ROBERTS, Andrew1, DRIPPS, Weston R.2, ANDERSEN, C. Brannon2 and LEWIS, Greg3, (1)Earth and Environmental Sciences, Furman University, 3300 Poinsett Highway, Greenville, SC 29613, (2)Department of Earth and Environmental Sciences, Furman University, 3300 Poinsett Highway, Greenville, SC 29613, (3)Department of Biology, Furman Univ, 3300 Poinsett Highway, Greenville, SC 29613,

High levels of nitrate (>10 mg/L) have been observed in urban streams of the Upper Piedmont region near Greenville, South Carolina. The purpose of this study was to quantify the different potential contributors of nitrate to four urban streams in the Rocky and Brushy Creek watersheds of the Enoree River Basin (BY18, BY25, RC15, and RC27). Multiple stream water and ground water samples were collected from each of the four sites as well as precipitation, throughfall, dry deposition, and storm water runoff samples from locations in the nearby Reedy River watershed.

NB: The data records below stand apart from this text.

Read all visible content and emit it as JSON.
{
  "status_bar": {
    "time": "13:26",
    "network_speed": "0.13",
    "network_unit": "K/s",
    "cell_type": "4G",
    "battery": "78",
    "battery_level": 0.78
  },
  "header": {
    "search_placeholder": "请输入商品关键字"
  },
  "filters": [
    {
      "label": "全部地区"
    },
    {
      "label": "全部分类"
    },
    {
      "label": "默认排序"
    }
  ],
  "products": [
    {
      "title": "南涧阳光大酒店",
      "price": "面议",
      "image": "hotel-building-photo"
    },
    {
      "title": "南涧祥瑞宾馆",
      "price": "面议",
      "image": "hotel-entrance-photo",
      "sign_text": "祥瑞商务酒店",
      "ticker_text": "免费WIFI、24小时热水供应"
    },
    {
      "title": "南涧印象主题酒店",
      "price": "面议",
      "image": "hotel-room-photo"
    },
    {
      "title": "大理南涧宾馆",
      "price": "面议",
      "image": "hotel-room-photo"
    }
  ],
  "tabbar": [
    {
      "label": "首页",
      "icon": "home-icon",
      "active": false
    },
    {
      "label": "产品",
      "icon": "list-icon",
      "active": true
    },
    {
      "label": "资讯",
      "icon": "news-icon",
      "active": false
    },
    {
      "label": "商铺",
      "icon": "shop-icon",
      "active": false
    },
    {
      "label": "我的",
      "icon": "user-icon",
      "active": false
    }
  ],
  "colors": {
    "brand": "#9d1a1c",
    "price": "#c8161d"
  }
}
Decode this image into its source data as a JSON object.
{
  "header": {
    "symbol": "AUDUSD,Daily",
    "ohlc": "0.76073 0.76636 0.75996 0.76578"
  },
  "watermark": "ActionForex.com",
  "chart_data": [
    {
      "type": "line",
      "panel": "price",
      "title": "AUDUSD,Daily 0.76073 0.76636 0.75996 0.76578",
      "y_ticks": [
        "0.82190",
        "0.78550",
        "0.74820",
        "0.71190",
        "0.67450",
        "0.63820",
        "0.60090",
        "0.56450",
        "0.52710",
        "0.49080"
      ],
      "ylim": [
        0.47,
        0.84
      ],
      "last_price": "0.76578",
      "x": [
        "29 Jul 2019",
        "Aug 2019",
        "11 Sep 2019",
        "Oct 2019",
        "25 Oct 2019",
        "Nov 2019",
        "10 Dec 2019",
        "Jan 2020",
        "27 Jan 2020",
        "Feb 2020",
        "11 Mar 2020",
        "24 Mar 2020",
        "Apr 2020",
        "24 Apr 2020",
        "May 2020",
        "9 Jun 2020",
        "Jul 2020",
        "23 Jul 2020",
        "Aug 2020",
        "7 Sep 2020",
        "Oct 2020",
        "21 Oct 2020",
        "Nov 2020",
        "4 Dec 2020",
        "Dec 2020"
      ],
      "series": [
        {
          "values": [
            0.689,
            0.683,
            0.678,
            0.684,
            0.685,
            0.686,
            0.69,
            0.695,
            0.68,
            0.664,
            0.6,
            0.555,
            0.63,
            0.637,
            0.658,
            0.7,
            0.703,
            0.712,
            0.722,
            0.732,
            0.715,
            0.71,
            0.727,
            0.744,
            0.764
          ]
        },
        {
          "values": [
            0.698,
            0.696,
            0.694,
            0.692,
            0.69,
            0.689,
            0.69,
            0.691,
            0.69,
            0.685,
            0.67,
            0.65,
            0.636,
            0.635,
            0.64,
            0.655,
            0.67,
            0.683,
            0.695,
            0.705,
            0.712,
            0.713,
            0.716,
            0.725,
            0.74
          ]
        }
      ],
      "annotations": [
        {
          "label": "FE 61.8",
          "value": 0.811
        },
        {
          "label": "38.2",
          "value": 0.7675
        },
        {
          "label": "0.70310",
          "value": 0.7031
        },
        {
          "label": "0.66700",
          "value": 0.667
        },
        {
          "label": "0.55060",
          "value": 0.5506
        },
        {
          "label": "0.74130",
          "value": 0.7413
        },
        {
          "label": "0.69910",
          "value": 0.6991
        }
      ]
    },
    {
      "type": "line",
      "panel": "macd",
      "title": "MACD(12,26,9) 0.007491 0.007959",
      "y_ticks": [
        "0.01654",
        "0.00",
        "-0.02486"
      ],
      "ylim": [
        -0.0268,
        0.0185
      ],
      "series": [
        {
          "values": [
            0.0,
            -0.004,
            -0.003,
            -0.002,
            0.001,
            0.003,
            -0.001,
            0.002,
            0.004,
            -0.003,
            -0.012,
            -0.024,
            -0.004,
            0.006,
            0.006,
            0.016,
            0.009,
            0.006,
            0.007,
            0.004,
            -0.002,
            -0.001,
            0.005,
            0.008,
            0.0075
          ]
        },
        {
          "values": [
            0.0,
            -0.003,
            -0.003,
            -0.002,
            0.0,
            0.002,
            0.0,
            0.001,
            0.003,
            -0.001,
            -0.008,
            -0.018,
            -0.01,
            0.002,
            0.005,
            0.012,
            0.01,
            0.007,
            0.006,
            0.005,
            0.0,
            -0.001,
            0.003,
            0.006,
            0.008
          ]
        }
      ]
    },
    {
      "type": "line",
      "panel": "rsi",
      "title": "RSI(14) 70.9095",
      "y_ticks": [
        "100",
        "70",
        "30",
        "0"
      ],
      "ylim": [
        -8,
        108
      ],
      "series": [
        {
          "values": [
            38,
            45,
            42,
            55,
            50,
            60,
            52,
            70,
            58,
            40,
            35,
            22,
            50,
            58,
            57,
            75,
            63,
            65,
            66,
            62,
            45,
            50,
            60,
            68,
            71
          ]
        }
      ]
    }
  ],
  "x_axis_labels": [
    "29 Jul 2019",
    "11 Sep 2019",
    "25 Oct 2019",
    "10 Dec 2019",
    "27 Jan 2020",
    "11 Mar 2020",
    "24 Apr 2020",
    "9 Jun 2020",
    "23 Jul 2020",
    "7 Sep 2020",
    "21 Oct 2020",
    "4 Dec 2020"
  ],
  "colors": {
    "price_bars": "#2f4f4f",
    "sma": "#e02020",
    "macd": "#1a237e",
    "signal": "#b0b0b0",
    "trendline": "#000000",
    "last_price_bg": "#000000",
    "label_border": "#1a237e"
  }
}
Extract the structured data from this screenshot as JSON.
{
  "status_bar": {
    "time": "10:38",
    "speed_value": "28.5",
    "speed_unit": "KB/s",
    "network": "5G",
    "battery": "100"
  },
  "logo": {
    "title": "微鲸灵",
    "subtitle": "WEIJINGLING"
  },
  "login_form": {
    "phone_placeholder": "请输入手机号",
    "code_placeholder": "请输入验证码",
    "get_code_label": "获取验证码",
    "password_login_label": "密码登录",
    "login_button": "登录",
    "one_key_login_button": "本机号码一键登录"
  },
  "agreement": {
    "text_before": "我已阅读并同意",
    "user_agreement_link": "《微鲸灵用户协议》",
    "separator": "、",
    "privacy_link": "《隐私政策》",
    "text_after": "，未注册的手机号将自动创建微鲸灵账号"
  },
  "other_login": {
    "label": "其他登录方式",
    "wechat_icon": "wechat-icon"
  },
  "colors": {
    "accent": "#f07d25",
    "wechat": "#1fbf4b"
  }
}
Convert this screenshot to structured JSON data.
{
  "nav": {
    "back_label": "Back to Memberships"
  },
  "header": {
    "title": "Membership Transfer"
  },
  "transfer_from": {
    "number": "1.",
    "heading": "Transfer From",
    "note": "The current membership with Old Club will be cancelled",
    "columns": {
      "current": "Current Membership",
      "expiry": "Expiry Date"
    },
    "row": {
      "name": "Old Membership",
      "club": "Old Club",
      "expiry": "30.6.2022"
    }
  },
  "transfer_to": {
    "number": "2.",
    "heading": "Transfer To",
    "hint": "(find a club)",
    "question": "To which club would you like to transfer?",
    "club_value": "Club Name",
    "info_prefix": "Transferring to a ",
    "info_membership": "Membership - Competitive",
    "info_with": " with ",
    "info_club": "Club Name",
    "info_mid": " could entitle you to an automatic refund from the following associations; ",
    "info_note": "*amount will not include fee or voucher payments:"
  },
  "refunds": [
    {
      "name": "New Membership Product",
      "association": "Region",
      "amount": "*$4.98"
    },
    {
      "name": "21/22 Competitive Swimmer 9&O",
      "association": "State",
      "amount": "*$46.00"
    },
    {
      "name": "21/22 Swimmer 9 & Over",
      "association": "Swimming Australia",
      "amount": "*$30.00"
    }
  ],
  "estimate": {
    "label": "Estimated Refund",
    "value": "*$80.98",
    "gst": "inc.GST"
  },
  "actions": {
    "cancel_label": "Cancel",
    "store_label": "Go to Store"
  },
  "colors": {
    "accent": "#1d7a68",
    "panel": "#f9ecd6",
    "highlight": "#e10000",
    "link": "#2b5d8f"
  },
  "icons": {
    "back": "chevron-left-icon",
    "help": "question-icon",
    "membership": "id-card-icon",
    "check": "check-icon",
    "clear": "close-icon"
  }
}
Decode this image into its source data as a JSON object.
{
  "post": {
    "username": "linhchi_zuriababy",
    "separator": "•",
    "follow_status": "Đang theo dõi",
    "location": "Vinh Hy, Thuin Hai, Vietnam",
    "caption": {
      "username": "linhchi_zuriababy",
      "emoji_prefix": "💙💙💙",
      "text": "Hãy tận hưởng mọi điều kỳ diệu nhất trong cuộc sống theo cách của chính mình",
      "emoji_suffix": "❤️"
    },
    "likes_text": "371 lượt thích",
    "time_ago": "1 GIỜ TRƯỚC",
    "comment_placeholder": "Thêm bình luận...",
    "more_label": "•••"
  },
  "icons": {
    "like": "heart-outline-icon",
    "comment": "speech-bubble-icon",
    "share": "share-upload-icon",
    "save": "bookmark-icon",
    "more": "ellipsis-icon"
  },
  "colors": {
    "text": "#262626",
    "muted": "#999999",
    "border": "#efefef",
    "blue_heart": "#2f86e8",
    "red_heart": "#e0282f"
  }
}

Samples were analyzed for major cations, anions, total dissolved nitrogen, and dissolved organic carbon, with a particular focus on nitrate concentrations. Nitrate concentrations at RC15 and BY18 were relatively high (8.05 and 11.98 mg/L nitrate, respectively). At these two streams, nitrate levels in ground water samples adjacent to the headwaters were found to be similar to those observed in the stream itself (8.8 – 10 mg/L), suggesting that ground water influx may be one of the primary pathways for the observed elevated nitrate levels in these streams. The nitrate concentrations at the headwaters of RC27 and BY25 were considerably lower (2.72 and 4.35 mg/L nitrate), but increased downstream up to 7.59 and 7.19 mg/L nitrate, respectively. Ground water samples collected adjacent to these two streams had relatively low nitrate levels (0.09 – 3.90 mg/L), suggesting that surface runoff may be the primary nitrate pathway. Nitrate levels in precipitation samples were very low with a mean concentration of 0.7 mg/L. In contrast to bulk precipitation, the nitrate levels were noticeably higher in throughfall samples (2.5 – 13.06 mg/L) and runoff samples from impervious surfaces (e.g., parking lots, driveways, rooftops) (4.5 – 8 mg/L). The results suggest that flushing of dry atmospheric deposition, particularly from impervious surfaces, directly into the stream and into the underlying ground water system is likely responsible for the observed high nitrate levels in these urban watersheds.